Воспоминание о том, что нравится и что не нравится ее отцу, заставило Барбару тронуть рукой сетку. Не было ни дуновения бриза, и она сидела совсем спокойно, почему же ее волосы выбились наружу? Она начала нетерпеливо запихивать их обратно и почувствовала, как пальцы порвали сетку. Произнеся слово, которое леди совсем не следовало бы употреблять, особенно в аббатстве, она нащупала на дне корзинки серебряное зеркало и достала его. Мгновение она была лишь дочерью своего отца, а серебряное зеркало не больше чем вещью, которая находилась с ней всегда.
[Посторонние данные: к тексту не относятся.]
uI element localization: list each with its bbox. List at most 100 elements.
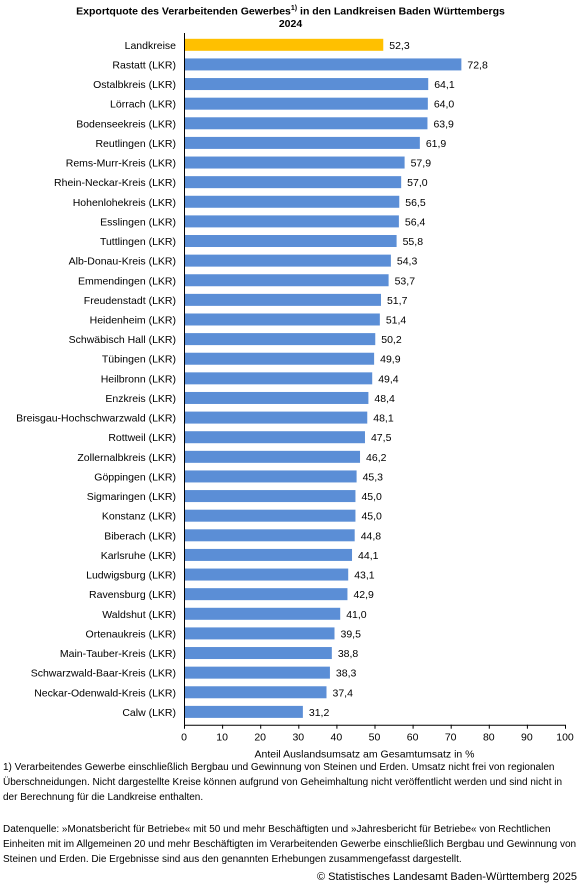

Но вместе с зеркалом из корзинки выпала законченная работа — полоса блестящего фиолетового шелка, вышитая пурпурными змейками, взбирающимися на серебряные деревья с растущими на них золотыми яблоками. Она вышивала ее для Альфреда. Барбара вновь почувствовала боль в груди. Она долго сидела с застывшей Над корзиной рукой, думая о неделе работы, которую она проделала, чтобы заставить Альфреда улыбнуться.

— Проклятие, Барби, у тебя совсем нет совести!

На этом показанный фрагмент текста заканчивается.